You see a little bit of barbed wire near the railroad tracks and you have now idea to comprehend
the size and the scope that it once was. Kimball Erdman - The site is also in great
danger right now in terms of the monuments and their condition and failure. Some of them
could actually collapse if intervention is not taken so that's one of the great things
about the grant that we're able to help secure is that intervention is now being taken for
those monuments to...in order to retain them. Kimball Erdman studies and preserves culturally
significant landscapes. He and his students use new technologies to survey Rohwer.
Kimball Erdman - One of the things that we definitely tried to do was in this project
was combine the digital technologies that were offered through the Center for Advanced
Spatial Technologies, CAST here on campus into this process of documenting the landscape.

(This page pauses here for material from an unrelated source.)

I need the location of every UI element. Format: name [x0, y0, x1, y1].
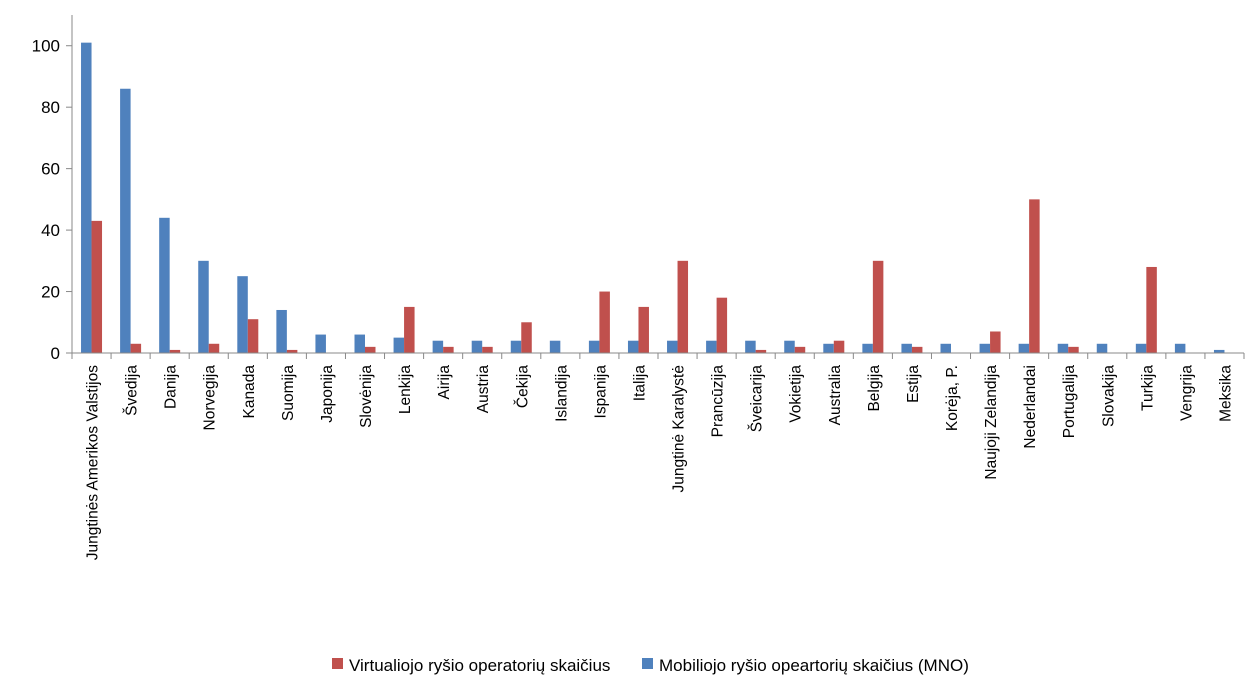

CAST could offer advanced methods and tools ideal for documenting Rohwer with the greatest
detail. Caitlin Stevens - We were approached by the
professor and we just thought that there were some high density survey instruments that
we could use. The things that we thought of to begin with were GPS to help identify and
locate things on the site and then also laser scanning to give a greater amount of detail
than they might be able to collect on site during the short time they had.

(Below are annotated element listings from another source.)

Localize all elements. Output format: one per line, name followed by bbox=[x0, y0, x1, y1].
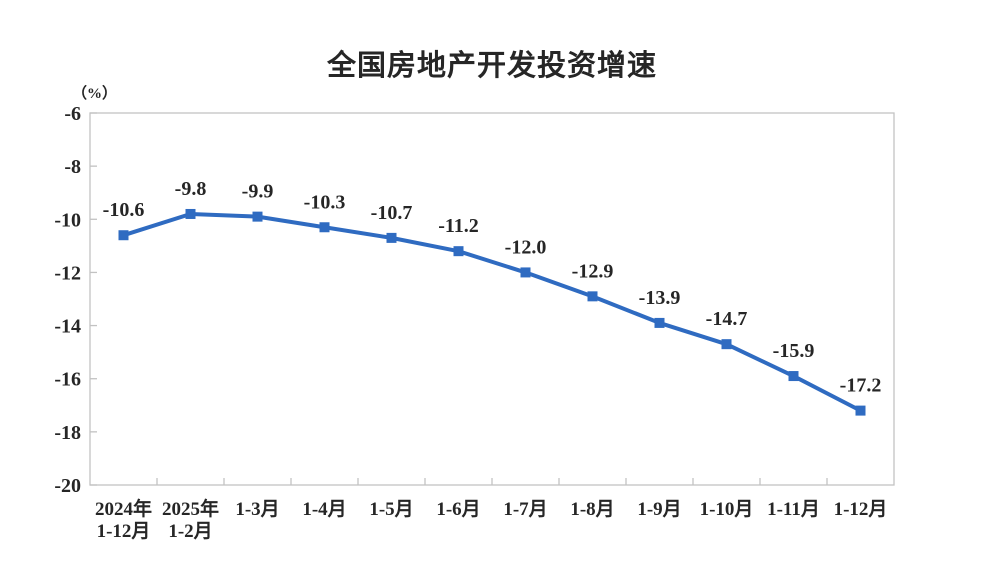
y-axis-tick-label: -14 bbox=[54, 316, 81, 338]
plot-border bbox=[89, 112, 895, 486]
x-axis-tick-label: 1-4月 bbox=[302, 499, 346, 520]
data-point-marker bbox=[319, 222, 330, 233]
y-axis-tick-label: -16 bbox=[54, 369, 81, 391]
data-point-label: -11.2 bbox=[438, 215, 479, 237]
data-point-marker bbox=[252, 211, 263, 222]
chart-title: 全国房地产开发投资增速 bbox=[326, 50, 657, 82]
x-axis-tick-label: 1-11月 bbox=[767, 499, 820, 520]
x-axis-tick-label: 1-10月 bbox=[700, 499, 754, 520]
x-axis-tick-label: 1-2月 bbox=[168, 521, 212, 542]
data-point-label: -10.6 bbox=[103, 199, 145, 221]
data-point-label: -15.9 bbox=[773, 340, 815, 362]
data-point-marker bbox=[118, 230, 129, 241]
data-point-marker bbox=[788, 371, 799, 382]
x-axis-tick-label: 1-5月 bbox=[369, 499, 413, 520]
y-axis-tick-label: -20 bbox=[54, 475, 81, 497]
y-axis-tick-label: -10 bbox=[54, 209, 81, 231]
data-point-marker bbox=[721, 339, 732, 350]
y-axis-tick-label: -6 bbox=[64, 103, 81, 125]
data-point-label: -12.0 bbox=[505, 236, 547, 258]
data-point-marker bbox=[453, 246, 464, 257]
data-point-label: -9.8 bbox=[175, 178, 207, 200]
x-axis-tick-label: 1-6月 bbox=[436, 499, 480, 520]
y-axis-unit-label: （%） bbox=[72, 86, 118, 102]
data-point-label: -13.9 bbox=[639, 287, 681, 309]
x-axis-tick-label: 2024年 bbox=[95, 497, 152, 520]
data-point-label: -10.3 bbox=[304, 191, 346, 213]
data-point-marker bbox=[386, 232, 397, 243]
x-axis-tick-label: 1-12月 bbox=[834, 499, 888, 520]
data-point-label: -14.7 bbox=[706, 308, 748, 330]
y-axis-tick-label: -18 bbox=[54, 422, 81, 444]
data-point-marker bbox=[520, 267, 531, 278]
x-axis-tick-label: 1-7月 bbox=[503, 499, 547, 520]
data-point-marker bbox=[855, 405, 866, 416]
x-axis-tick-label: 1-3月 bbox=[235, 499, 279, 520]
trend-line bbox=[121, 211, 863, 413]
data-point-label: -10.7 bbox=[371, 202, 413, 224]
y-axis-tick-label: -8 bbox=[64, 156, 81, 178]
y-axis-tick-label: -12 bbox=[54, 262, 81, 284]
data-point-label: -12.9 bbox=[572, 260, 614, 282]
x-axis-tick-label: 2025年 bbox=[162, 497, 219, 520]
data-point-label: -17.2 bbox=[840, 375, 882, 397]
data-point-marker bbox=[185, 208, 196, 219]
data-point-marker bbox=[654, 317, 665, 328]
x-axis-tick-label: 1-8月 bbox=[570, 499, 614, 520]
x-axis-tick-label: 1-12月 bbox=[97, 521, 151, 542]
data-point-label: -9.9 bbox=[242, 181, 274, 203]
data-point-marker bbox=[587, 291, 598, 302]
x-axis-tick-label: 1-9月 bbox=[637, 499, 681, 520]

Robyn Dennis - There's just this whole series of technologies that allow us to better document
and better understand some of the features of the site.
In January 2012, researchers and students hauled a half million dollars' worth of equipment
to Rohwer then spent four months back in the lab completing the site's documentation but
they could only speculate on what might be Rohwer's future.
Kimball Erdman - Let's rank these in terms of priority. In terms of who you think is
the most important ???? Student - Survivors, people who actually spend
time or their families ???? Kimball Erdman - We differed as a class as
to what the right treatment would be and the two sides that we took as a class were rehabilitation,
which is basically repurposing the site for present use. And the other side that was expressed
was restoration. Patrick Lower - It's not restoring to a certain
period, it's changing the site to meet a specific set of guidelines, what you want the site
to do, not what it did or what it was for. If you were going to rehabilitate it you'd
make it more to your needs but still keep all the character and defining features of
the site. Kimball Erdman - In my own professional opinion
I lean towards the restoration because it would help best capture the character of the
original designers of the memorial and yet it would still be an appropriate design for
people to come and visit. Robyn Dennis - One of the things that I would
really like to see this develop into is a 3D visualization of how the camp would have
appeared at the time. How much more real it would become to you if you could walk through
the site and click virtually and click on a building and understand what it was and
how the people lived there. Caitlin Stevens - I'd like to see just the
growing awareness of what Rohwer was and what it continues to be.
An effort that the University of Arkansas hopes to carry on now that few internees survive.
Kimball Erdman - Many of those early efforts were led by internees and now that that voice
is leaving the work is moving forward unfortunately without them but I think they'd be pleased
at least with the way in which it's beginning to receive more and more attention and finally
some funding in order to make sure that this place is preserved.